Letter dated 9 Jan 1899 from Long Ridge, NC. Addressed to the editor of the Roanoke Beacon.

On the 15th of April 1885, after a stay of one year in Plymouth, at which place I had been carrying on a Job Printing business, I left for Washington, N.C., to accept a position as Foreman in the Watch Tower office, then published by the lamented J.L. Winfield, which position I held until the acquisition of said paper in march 1886, when J.L. Winfield and Jno. A. Burgess purchased the Washington Gazette. I accepted a position with the new publishers which I held until the fall of 1886, when I engaged in a publishing business on my own book. It not proving renumerative, I returned to my home on Long Ridge in June 1887.

In August 1888, I built a small store at the Hollis Road, and engaged in a small mercantile business, which business I have carried on until today (Jan. 9, 1899).

Now hear me a little further. Being nurtured in Republicanism, I, of course, when becoming twenty-one years of age commenced voting with said party. In June 1891 I became disgusted with the misdeeds and corruption of said party, and cast my lot with the Democratic party, the party of Madison, Jefferson and Jackson; the party of the Constitution, justice and equity.

About 90 percent of my patrons were of course, of Republican faith, and a gradual boycot [sic] was commenced against me. But, notwithstanding, I have continued to maintain my integrity and stand by my principles regardless of results. We find in Holy writ, that “a Prophet is not without honor save in his own country, and among his own kindred.”

This is veritably true in my experience in business in this community. There is however, a few noble souls in this section, who have manliness not to persecute a kinsman or a neighbor, for his political affiliating.

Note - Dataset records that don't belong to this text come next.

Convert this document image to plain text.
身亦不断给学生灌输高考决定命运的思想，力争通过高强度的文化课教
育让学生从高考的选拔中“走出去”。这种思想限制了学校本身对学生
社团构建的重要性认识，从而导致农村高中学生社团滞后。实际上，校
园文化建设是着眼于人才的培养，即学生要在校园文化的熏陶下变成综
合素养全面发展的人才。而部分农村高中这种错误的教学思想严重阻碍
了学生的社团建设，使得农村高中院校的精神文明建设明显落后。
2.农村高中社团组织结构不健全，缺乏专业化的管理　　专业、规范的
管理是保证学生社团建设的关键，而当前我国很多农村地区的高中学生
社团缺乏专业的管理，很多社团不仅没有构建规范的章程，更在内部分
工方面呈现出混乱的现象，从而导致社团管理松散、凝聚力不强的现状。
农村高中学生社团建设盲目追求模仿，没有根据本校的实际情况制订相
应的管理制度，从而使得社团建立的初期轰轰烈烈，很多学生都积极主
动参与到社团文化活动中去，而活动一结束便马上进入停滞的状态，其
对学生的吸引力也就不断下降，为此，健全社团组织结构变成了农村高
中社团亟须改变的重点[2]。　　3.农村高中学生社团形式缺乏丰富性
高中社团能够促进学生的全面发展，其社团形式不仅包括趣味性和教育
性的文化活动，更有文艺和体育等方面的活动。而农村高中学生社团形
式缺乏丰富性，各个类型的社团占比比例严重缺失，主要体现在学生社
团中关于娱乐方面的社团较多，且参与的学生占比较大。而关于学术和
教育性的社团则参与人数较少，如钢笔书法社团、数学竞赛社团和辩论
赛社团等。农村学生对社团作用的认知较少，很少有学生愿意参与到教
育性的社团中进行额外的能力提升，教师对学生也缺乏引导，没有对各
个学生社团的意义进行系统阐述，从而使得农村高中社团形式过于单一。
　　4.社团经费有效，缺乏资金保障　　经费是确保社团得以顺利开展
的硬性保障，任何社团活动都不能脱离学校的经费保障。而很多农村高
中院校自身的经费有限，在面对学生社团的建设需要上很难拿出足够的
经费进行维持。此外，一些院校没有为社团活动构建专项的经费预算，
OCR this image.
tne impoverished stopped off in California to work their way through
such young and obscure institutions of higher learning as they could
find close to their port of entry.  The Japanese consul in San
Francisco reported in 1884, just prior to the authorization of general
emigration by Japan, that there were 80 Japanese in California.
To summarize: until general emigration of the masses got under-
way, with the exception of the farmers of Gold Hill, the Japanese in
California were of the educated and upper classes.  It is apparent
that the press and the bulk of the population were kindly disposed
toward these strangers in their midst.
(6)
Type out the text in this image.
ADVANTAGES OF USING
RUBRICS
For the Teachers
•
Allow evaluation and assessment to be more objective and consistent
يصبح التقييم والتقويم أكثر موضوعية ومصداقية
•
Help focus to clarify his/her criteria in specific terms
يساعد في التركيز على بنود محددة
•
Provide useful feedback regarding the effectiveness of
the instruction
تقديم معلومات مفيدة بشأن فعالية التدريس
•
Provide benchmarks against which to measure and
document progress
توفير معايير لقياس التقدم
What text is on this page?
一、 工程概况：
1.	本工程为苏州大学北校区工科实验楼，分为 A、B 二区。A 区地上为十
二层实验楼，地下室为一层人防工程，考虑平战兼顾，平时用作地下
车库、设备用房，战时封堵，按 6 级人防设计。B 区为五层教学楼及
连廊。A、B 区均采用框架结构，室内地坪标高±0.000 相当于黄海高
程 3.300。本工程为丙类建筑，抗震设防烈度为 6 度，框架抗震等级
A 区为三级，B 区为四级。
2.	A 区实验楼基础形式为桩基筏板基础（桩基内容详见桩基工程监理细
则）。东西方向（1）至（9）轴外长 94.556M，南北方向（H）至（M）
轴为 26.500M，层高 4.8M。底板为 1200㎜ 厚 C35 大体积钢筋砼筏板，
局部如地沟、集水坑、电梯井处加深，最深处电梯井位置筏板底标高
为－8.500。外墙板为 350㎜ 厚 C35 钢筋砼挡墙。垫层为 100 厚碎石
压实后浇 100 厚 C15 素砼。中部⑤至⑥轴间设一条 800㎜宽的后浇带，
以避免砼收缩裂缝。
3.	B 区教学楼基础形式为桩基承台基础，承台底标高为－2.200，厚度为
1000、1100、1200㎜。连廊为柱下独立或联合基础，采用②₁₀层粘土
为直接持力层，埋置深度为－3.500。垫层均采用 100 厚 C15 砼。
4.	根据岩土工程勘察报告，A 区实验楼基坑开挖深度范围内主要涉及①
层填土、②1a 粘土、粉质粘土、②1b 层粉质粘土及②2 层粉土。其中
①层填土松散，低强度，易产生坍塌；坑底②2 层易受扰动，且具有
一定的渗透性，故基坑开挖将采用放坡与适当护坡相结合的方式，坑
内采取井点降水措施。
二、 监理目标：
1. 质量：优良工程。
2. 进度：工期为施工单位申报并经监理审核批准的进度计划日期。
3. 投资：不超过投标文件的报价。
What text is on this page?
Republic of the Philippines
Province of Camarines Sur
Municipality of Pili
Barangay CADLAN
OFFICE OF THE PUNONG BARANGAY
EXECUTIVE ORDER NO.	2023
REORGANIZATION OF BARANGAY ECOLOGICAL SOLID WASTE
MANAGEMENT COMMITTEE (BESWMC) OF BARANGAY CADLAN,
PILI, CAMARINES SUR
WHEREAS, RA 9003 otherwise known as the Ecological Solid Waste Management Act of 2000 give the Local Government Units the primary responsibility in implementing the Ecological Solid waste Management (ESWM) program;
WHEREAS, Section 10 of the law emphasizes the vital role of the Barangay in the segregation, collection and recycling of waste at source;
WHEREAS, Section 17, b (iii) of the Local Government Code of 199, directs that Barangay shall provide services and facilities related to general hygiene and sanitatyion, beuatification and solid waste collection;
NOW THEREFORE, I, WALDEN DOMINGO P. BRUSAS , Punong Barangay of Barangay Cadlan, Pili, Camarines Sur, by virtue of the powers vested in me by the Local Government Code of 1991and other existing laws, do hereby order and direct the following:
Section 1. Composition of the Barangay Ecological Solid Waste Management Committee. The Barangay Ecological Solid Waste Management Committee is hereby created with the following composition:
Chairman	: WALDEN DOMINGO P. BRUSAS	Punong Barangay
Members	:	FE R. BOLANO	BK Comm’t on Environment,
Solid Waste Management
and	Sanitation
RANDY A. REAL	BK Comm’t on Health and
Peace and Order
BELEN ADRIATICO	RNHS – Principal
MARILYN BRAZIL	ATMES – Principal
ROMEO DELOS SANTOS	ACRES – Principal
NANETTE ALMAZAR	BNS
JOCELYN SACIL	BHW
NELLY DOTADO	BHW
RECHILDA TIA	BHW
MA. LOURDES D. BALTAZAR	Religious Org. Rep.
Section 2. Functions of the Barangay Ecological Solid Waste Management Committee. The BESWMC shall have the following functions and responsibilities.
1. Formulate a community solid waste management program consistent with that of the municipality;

I have this day retired from business, paid my last bill and placing my trust in Him who doeth all things well, I believe my friends will not allow me, nor my wife and little ones to suffer.

G.W. Jackson, Jr.

___________________________

G.W. Jackson Jr. was George Washington Jackson (1850-1917), son of George  Jackson Sr. and Lucy (Kelly) Jackson of Beaufort County, North Carolina.  GW Jr. was married to Louvenia Stillman (not sure about spelling), and according to census records, had at least 12 children, 10 of whom lived to the 1900 census.